Legal and regulated VGTs in PA
The gaming board opened the application process on May 7. New locations are gaining approval at each monthly meeting.
To host VGTs, the truck stops must:
- Be equipped with diesel islands
- Sell, on average, 50,000 gallons of diesel or biodiesel fuel every month for the previous 12, or be projected to sell an average of 50,000 gallons for the next 12 months
- Have at least 20 parking spaces dedicated for commercial motor vehicles;
- Maintain a convenience store
- Be a PA Lottery Sales Agent
- Be situated on a lot no smaller than three acres not owned by Pennsylvania Turnpike.
Pennsylvania counties that currently play host to one of the state’s 12 casinos were allowed to opt out of having VGTs at truck stops inside their borders. They all took advantage of the option.
As of the end of 2019, the PGCB reported there were 20 facilities, each with five legal VGTs in operation. Those VGT sites are expected to double to 40 in 2020, which would bring total machines to 200.
Eventually, there should be more than 60 VGT locations in the state. Perhaps 120 truck stops might meet the qualifying criteria, though not all have applied.
The state is charging operators a hefty 52 percent tax on all revenues. Of that 42 percent of the gross revenue generated by VGTs is going into a newly established Video Gaming Fund. The state will then deposit this money in its General Fund.
Another 10 percent of the gross revenue generated by VGTs at truck stops in PA will be used for grants to various counties in the Commonwealth and administered through the Commonwealth Finance Agency.
VGTs bring tax revenue increase in Illinois
In nearby Illinois, VGTs were authorized at any establishment licensed to serve alcohol in 2012. The industry has grown from 61 VGTs in September 2012 to almost 27,000 last summer.
In 2017, for the first time ever, Illinois VGTs generated more tax revenue than the state’s 10 riverboat casinos. However, tax revenue also increased overall.
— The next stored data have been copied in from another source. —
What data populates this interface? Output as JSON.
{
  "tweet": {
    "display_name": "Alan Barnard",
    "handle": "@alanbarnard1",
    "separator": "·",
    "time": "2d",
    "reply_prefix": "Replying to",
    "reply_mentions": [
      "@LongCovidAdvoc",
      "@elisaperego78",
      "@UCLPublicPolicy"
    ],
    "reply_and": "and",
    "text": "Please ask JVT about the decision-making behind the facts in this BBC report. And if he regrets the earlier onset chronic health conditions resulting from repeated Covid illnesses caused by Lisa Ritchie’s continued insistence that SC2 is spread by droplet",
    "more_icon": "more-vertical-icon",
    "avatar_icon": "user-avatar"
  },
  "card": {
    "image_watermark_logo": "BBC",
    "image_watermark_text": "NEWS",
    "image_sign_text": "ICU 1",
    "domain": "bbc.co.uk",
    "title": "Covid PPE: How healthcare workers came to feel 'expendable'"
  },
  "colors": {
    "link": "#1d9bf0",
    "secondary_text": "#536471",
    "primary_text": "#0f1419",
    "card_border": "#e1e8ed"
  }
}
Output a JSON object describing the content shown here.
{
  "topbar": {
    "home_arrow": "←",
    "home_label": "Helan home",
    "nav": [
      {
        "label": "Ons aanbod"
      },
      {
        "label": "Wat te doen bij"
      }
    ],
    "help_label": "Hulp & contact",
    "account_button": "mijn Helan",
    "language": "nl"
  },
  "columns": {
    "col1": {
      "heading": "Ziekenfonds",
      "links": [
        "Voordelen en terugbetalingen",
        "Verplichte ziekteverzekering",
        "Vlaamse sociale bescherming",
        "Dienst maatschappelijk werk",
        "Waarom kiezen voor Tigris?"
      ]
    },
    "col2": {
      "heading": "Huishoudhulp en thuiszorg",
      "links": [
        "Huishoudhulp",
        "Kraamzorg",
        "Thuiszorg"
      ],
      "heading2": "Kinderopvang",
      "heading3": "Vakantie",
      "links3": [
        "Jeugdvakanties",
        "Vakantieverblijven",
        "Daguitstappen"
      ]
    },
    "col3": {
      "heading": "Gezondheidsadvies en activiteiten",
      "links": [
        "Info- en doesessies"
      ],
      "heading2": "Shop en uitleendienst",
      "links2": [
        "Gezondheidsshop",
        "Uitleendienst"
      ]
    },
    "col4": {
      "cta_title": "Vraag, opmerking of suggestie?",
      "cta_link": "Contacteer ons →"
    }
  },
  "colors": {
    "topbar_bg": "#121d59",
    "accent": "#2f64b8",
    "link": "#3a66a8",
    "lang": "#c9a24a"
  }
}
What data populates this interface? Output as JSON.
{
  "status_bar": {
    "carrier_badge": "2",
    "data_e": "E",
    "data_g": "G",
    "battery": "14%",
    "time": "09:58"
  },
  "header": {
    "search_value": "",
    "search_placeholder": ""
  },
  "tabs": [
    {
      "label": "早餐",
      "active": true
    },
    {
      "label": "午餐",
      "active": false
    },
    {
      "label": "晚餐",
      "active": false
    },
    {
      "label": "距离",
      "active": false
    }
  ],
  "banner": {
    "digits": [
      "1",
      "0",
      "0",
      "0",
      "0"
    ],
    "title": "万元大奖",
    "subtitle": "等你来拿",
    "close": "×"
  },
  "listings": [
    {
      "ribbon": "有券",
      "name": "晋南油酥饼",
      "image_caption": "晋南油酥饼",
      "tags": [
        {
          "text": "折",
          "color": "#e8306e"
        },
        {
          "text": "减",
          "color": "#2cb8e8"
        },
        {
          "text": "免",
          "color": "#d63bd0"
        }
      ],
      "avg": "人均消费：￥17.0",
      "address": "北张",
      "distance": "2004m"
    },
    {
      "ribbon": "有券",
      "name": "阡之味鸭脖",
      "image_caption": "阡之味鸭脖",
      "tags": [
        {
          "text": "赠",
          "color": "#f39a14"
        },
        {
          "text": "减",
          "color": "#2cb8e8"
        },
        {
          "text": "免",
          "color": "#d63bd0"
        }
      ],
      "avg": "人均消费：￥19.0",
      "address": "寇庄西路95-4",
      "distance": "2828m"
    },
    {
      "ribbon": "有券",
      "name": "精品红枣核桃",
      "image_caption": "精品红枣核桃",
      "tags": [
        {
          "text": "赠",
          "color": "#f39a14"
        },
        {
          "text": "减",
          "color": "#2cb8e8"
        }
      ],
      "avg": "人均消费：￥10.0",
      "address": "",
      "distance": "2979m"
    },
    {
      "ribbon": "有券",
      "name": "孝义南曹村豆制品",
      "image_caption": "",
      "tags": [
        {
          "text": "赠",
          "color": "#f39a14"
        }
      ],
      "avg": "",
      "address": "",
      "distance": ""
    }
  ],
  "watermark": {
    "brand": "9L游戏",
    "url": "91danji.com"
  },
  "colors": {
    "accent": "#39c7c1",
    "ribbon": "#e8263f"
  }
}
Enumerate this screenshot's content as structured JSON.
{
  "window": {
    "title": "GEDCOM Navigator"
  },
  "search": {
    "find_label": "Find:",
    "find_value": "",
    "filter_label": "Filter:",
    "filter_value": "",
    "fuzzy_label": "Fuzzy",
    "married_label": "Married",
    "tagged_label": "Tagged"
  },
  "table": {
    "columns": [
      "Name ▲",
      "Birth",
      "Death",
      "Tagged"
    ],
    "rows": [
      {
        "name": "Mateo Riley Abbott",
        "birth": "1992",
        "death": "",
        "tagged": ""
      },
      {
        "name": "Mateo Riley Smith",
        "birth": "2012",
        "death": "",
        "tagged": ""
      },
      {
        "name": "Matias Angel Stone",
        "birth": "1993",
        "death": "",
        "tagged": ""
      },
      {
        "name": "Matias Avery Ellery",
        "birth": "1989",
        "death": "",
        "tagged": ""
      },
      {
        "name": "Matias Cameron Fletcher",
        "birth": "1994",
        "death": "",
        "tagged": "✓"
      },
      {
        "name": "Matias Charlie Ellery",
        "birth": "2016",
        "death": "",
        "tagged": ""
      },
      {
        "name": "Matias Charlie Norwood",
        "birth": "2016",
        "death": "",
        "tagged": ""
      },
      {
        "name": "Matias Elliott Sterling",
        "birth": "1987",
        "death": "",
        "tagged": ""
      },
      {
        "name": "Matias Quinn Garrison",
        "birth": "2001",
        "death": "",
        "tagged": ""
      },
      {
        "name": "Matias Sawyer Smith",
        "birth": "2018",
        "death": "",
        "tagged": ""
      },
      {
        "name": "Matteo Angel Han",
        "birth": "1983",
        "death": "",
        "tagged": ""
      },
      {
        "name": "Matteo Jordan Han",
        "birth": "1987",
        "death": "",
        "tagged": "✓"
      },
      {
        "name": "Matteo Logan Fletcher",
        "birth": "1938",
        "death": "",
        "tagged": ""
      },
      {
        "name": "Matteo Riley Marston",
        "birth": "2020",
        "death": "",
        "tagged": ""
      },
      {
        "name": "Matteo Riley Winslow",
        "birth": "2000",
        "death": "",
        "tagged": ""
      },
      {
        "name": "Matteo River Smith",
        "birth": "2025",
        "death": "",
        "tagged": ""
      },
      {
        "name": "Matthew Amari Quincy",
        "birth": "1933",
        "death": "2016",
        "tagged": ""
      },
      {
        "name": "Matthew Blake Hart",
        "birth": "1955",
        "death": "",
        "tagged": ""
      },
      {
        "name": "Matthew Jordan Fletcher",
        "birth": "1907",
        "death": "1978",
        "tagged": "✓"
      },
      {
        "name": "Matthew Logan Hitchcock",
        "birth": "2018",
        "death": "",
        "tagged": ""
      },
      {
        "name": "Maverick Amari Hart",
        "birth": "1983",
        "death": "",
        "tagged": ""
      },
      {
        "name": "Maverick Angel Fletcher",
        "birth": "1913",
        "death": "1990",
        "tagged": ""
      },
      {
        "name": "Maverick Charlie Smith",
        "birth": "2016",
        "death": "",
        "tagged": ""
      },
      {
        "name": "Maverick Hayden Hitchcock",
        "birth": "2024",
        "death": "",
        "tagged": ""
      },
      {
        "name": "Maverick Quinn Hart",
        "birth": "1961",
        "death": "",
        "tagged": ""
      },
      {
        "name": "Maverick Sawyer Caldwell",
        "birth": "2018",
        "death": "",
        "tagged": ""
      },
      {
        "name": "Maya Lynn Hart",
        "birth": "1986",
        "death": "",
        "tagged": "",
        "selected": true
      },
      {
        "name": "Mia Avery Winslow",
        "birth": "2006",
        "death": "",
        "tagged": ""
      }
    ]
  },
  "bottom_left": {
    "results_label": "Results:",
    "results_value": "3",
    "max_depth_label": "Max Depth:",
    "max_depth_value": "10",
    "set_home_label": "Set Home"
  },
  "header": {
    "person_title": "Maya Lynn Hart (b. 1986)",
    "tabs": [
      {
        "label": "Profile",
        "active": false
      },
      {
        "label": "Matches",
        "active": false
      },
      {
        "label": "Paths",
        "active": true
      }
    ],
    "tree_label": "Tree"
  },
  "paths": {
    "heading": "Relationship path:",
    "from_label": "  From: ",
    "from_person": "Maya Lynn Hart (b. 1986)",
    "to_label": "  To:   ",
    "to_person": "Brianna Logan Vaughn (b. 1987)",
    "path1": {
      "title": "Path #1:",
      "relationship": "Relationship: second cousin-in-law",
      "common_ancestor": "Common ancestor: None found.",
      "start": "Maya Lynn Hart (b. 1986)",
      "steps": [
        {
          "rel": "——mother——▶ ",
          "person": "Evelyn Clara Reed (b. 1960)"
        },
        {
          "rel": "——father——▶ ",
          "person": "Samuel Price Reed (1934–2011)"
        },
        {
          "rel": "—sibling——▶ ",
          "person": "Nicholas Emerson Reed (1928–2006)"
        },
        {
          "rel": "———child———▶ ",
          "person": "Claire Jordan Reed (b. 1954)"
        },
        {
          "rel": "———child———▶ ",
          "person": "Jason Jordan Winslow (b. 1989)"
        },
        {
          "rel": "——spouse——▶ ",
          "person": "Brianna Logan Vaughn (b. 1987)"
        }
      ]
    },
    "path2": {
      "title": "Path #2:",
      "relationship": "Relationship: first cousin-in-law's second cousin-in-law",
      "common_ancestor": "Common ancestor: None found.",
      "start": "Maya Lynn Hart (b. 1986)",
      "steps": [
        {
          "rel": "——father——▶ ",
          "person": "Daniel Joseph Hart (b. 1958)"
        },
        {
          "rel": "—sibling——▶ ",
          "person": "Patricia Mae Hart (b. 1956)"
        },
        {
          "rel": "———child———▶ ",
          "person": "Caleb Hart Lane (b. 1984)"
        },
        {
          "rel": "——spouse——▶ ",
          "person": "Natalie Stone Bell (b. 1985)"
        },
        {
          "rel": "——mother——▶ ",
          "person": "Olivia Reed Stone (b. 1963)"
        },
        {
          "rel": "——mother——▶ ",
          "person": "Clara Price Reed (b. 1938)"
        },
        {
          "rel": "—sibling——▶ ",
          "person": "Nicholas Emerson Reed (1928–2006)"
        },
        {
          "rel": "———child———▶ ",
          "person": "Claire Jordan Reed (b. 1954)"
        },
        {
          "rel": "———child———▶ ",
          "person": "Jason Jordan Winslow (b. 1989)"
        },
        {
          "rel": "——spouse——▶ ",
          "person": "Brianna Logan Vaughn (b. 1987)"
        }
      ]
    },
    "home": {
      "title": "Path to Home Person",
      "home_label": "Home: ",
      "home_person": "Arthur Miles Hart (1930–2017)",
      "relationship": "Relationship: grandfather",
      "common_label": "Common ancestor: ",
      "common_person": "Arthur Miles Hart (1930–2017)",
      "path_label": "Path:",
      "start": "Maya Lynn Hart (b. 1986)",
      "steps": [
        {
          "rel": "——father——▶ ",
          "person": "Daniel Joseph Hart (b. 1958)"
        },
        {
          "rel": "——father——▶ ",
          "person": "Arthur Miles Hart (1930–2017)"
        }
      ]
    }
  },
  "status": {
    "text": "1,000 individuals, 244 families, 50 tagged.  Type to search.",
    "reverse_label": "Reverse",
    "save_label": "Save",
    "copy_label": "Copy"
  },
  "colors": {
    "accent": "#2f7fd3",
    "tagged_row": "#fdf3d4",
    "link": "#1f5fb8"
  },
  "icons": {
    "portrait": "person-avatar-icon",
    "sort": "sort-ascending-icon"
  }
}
The Illinois Commission on Government Forecasting and Accountability says Illinois VGTs paid $296 million in taxes last year. That’s compared to $270 million paid by casinos over the same period.
The year before authorized VGTs, Illinois’ riverboat casinos paid $340 million in taxes. Revenue numbers in the Illinois casino industry have certainly declined. However, the revenues haven’t simply shifted over to VGTs as some have suggested.
The state is receiving less money in taxes from riverboat casinos. But the increases from VGTs have more than offset that decline. In 2017, Illinois actually took in the most tax revenue from gambling in a decade.
Taxes collected from all gambling in Illinois, including riverboat casinos, VGTs, the Illinois Lottery, and horse racing, amounted to $1.31 billion in 2017. That was up almost eight percent from 2016. Plus, it marked the most taxes the state has pulled in from gambling since 2007.
Those figures make clear VGTs do more than just eat away at existing casino gambling revenues. They can help increase overall gambling revenues across the board as well.